SQL: I have to absolutely disagree with S.Lott'answer.I am not aware of out-of-the-box solution, but it is definitely possible to discover all the tables that have ForeignKey constraints to a given table. One needs to use properly the INFORMATION_SCHEMA views such as REFERENTIAL_CONSTRAINTS, KEY_COLUMN_USAGE, TABLE_CONSTRAINTS, etc. See SQL Server example. With some limitations and extensions, most versions of new relational databases support INFORMATION_SCHEMA standard. When you have all the FK information and the object (row) in the table, it is a matter of running few SELECT statements to get all other rows in other tables that refer to given row and prevent it from being deleted.

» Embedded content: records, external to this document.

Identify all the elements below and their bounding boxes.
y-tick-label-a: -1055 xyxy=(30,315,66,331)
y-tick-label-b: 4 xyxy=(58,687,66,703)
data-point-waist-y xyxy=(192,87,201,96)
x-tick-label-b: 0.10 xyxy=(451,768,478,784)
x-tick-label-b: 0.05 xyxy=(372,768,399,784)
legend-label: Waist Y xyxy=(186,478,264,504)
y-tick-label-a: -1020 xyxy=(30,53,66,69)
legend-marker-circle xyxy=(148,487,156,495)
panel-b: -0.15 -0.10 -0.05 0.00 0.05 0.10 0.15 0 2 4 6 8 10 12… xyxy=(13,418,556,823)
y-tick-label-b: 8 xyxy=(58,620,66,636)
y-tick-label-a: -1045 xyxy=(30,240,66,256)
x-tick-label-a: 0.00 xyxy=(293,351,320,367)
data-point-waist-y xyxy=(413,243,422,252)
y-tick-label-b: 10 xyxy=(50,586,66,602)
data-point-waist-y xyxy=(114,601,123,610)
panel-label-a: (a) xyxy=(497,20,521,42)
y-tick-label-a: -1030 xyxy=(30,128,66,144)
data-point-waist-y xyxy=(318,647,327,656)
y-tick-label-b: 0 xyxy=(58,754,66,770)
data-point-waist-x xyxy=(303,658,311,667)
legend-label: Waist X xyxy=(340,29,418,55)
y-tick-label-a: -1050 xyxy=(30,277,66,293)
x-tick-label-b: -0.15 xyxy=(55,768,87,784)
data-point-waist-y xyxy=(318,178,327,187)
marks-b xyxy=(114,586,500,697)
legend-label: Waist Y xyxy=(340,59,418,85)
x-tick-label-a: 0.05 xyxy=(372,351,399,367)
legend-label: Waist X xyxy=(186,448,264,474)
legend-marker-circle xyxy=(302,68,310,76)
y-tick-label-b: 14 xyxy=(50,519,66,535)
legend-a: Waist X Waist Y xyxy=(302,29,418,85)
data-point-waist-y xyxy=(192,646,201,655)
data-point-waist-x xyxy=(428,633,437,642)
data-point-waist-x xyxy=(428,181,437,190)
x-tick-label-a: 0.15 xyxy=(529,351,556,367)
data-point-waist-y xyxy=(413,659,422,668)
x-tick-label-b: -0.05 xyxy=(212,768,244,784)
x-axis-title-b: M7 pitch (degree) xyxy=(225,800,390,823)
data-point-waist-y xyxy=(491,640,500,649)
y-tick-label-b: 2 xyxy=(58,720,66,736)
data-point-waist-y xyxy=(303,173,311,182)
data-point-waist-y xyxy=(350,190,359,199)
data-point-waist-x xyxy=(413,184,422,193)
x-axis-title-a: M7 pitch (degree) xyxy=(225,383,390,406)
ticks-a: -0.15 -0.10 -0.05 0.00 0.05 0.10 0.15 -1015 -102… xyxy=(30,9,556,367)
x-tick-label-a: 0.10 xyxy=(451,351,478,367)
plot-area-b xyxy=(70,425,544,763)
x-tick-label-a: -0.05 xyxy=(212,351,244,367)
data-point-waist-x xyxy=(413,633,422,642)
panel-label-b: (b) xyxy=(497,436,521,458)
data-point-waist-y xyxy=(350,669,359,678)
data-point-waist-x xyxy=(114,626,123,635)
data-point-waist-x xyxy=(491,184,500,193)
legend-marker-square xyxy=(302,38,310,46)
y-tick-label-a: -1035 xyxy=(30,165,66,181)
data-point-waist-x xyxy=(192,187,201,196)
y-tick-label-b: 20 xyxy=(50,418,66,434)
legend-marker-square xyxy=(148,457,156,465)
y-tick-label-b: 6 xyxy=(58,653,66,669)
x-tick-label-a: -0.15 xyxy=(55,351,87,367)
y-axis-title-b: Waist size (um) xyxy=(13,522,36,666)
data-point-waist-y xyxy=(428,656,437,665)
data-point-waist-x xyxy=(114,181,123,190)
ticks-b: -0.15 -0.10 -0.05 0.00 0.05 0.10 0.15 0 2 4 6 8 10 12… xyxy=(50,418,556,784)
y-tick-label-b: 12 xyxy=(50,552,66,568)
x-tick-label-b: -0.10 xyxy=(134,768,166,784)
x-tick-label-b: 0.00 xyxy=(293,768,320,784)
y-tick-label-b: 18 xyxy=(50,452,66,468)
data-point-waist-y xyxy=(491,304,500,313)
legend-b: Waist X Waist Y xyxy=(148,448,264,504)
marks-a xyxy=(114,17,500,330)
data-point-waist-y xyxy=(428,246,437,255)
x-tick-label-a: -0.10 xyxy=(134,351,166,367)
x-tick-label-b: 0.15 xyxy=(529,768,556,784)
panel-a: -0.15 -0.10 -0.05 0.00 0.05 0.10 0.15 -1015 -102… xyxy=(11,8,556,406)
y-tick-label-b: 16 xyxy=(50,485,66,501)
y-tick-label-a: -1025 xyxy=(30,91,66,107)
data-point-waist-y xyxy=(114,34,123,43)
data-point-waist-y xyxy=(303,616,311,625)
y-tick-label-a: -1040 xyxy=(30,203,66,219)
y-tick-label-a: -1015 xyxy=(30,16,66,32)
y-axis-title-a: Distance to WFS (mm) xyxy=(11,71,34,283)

SqlAlchemy: As noted by stephan in his comment, if you use orm with backref for relations, then it should be quite easy for you to get the list of parent objects that keep reference to the object you are trying to delete, because those objects are basically mapped properties of your object (child1.Parent).
If you work with Table objects of sql alchemy (or not always use backref for relations), then you would have to get values of foreign_keys for all the tables, and then for all those ForeignKeys call references(...) method, providing your table as a parameter. In this way you will find all the FKs (and tables) that have reference to the table your object maps to. Then you can query all the objects that keep reference to your object by constructing the query for each of those FKs.